I had been focused on the client-side code, assuming that the issue was there, but it actually turns out that the problem was in the server. The first request sent to the server was to process a file - this request could take quite some time. During that time, this process places updates into the session so that other threads can monitor the progress. Subsequent requests attempt to pull those attributes from the session and send them back to the client code. When I looked at the session ID's on the server side, I found that the first request was pointing to one session (we'll call it session 1) while the subsequent requests were pointing to a different session (session 2). As such, the values were being set in one session and I was trying to read them from another session, which obviously isn't going to work.

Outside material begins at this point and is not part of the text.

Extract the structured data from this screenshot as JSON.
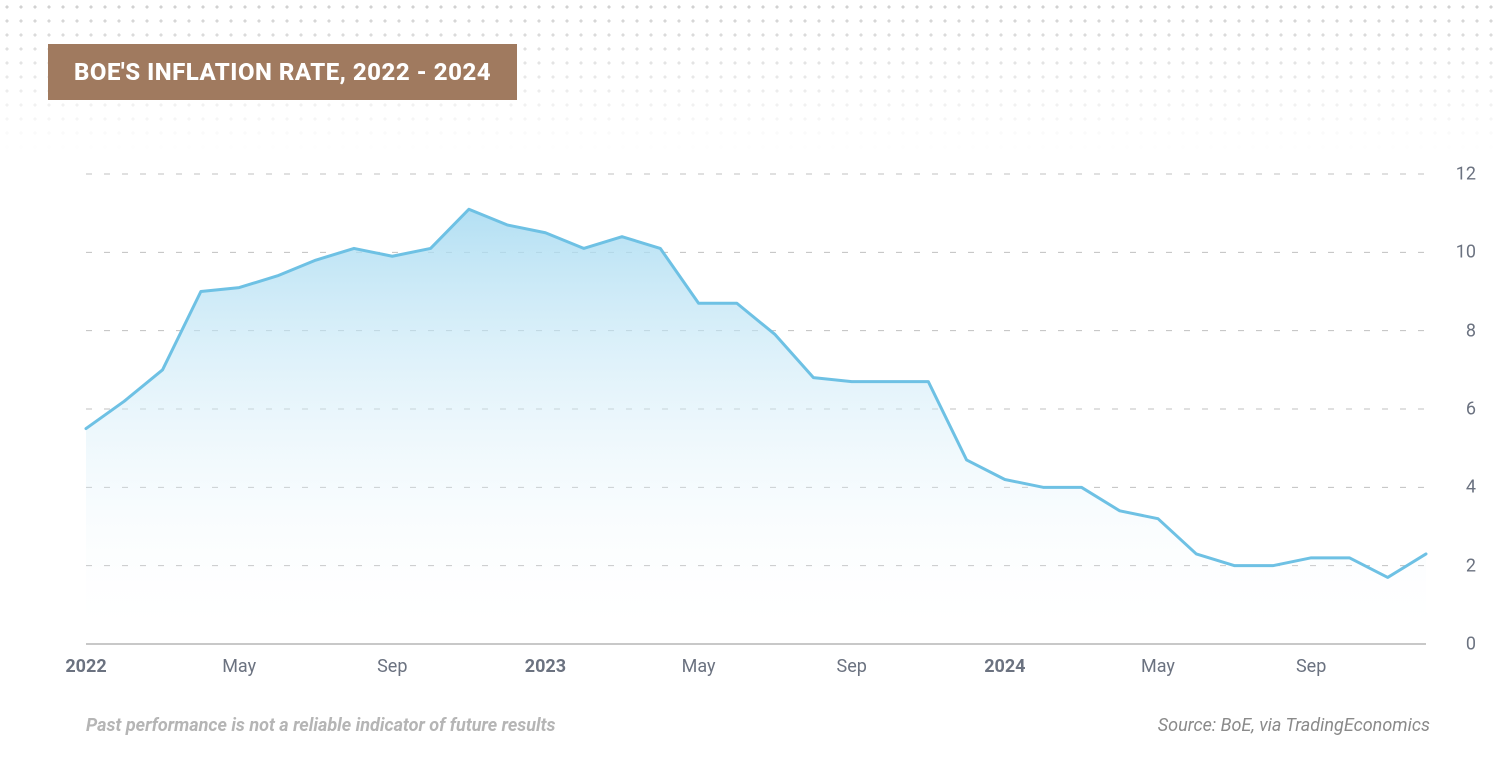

We don't completely understand what's happening, but our best guess is that the first request creates a session but, until that request is complete (which could take quite some time), that session is not completely created. That means that any other requests that come in looking for a session won't see an already-created session and will attempt to create their own. One particularly odd part of this is that, while the file processing is taking place, that thread points to session 1 while the update threads point to session 2 - as soon as the file processing is completed, session 2 is dropped and all further update requests go to session 1. The result is that, from the client side, it looks like you hang at 0% complete and, when the file is done, you jump to 100% complete. Subsequent file submissions work perfectly fine as, at this point, the session has been completely created.

So the solution...

I added an update request to the document.ready handler. This really just pings the server and tries to get variables from the session that I know won't exist. The benefit is that it forces creation of the session and, when I go on to submit a file for processing and request updates on that process, all requests now point to that single, fully created, session.

If anyone has anything to add to this, I'd love to know if this reasoning is correct, or not. It seems to fit this scenario, but I can't be sure how accurate we are.

Thanks.